Edgar Cleijne et Ellen Gallagher, vue de l’installation Highway Gothic (détail), 2017, Bonniers Konsthall, installation d’un film 16 mm avec film de 70 mm et bannières cyanotypes en toile, Courtesy Edgar Cleijne et Ellen Gallagher & Hauser & Wirth & Gagosian Gallery
L’exposition Liquid Intelligence, organisée par le Wiels à Bruxelles, présente quelques réalisations d’Ellen Gallagher (née en 1965) produites depuis une quinzaine d’années, ainsi que les travaux qu’elle a récemment entrepris avec le photographe et cinéaste néerlandais Edgar Cleijne. E. Gallagher propose des œuvres graphiques, des peintures et des installations filmiques qui toutes témoignent de son intérêt pour les histoires collectives et subjectives, leurs rémanences temporelles et leur propension à l’utopie.

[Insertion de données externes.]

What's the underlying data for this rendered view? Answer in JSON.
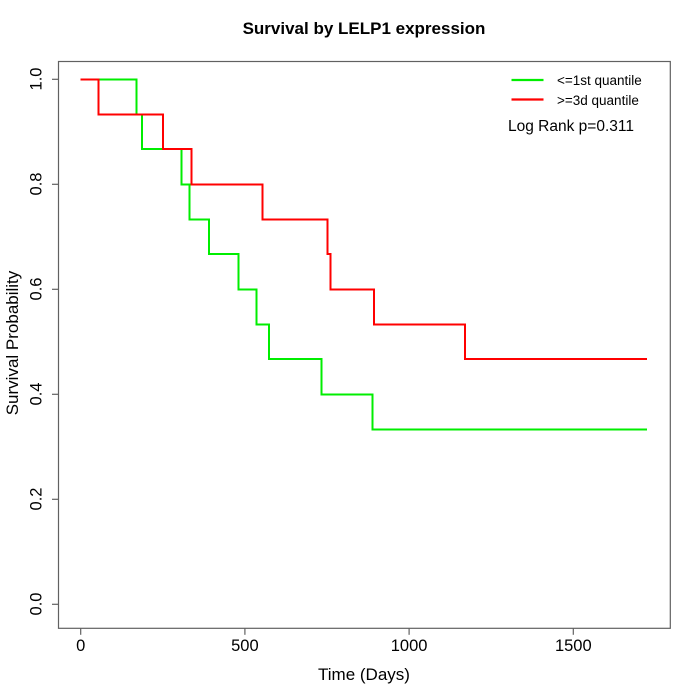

Les notions d’hybridation, de descendance, de migration et de domination constituent certains des thèmes explorés par E. Gallagher dans le cadre de cette manifestation. Il serait pour autant injuste d’associer cette exposition et les œuvres qu’elle révèle à la seule catégorie (ou l’« étiquette ») de l’afrofuturisme, à laquelle son art est communément lié. Bien sûr, E. Gallagher montre des peaux noires transformées, voire blanchies, au moyen de publicités qu’elle modifie (DeLuxe, 2004-2005) ; elle fait apparaître l’épiderme des visages-masques qu’elle creuse à même la surface du papier (Morphia, 2008-2012) ; elle recouvre ses toiles d’une teinte profonde et brillante comme l’ébène (Black Paintings, 1998-2002) ; elle attire enfin notre attention sur les discriminations toujours imposées aux communautés noires américaines (Highway Gothic, 2017). Néanmoins, loin de livrer un constat amer et pessimiste des récits remémorés qu’elles actualisent, les œuvres de E. Gallagher incitent plutôt à considérer ces impérieux problèmes sous l’angle des transformations liquides auxquelles le titre réfère. Tiré de Photographie et intelligence liquide, essai rédigé par le photographe Jeff Wall en 1989, celui-ci prolonge l’opposition formulée par J. Wall entre l’eau, ses propriétés inhérentes de dissolution et d’imprécision, et l’aspect « sec » de la photographie – et du film – en tant que « forme instituée ». Dans les travaux de E. Gallagher, les collages, les accumulations, les recouvrements jouent de la sorte avec de subtiles opacités que contredisent de fines lueurs et transparences : celles des cyanotypes saturant l’espace de la salle où apparaît l’ensemble Highway Gothic, celles des feuilles de dessin aux surfaces partiellement évidées. D’autres citations et références sont également convoquées par l’artiste grâce aux œuvres présentées : les peintures suprématistes de Kazimir Malevitch (Negroes Battling in a Cave, 2016) et les toiles abstraites de Frank Stella, ou encore les bandes dessinées de George Herriman (Dance You Monster, 2000).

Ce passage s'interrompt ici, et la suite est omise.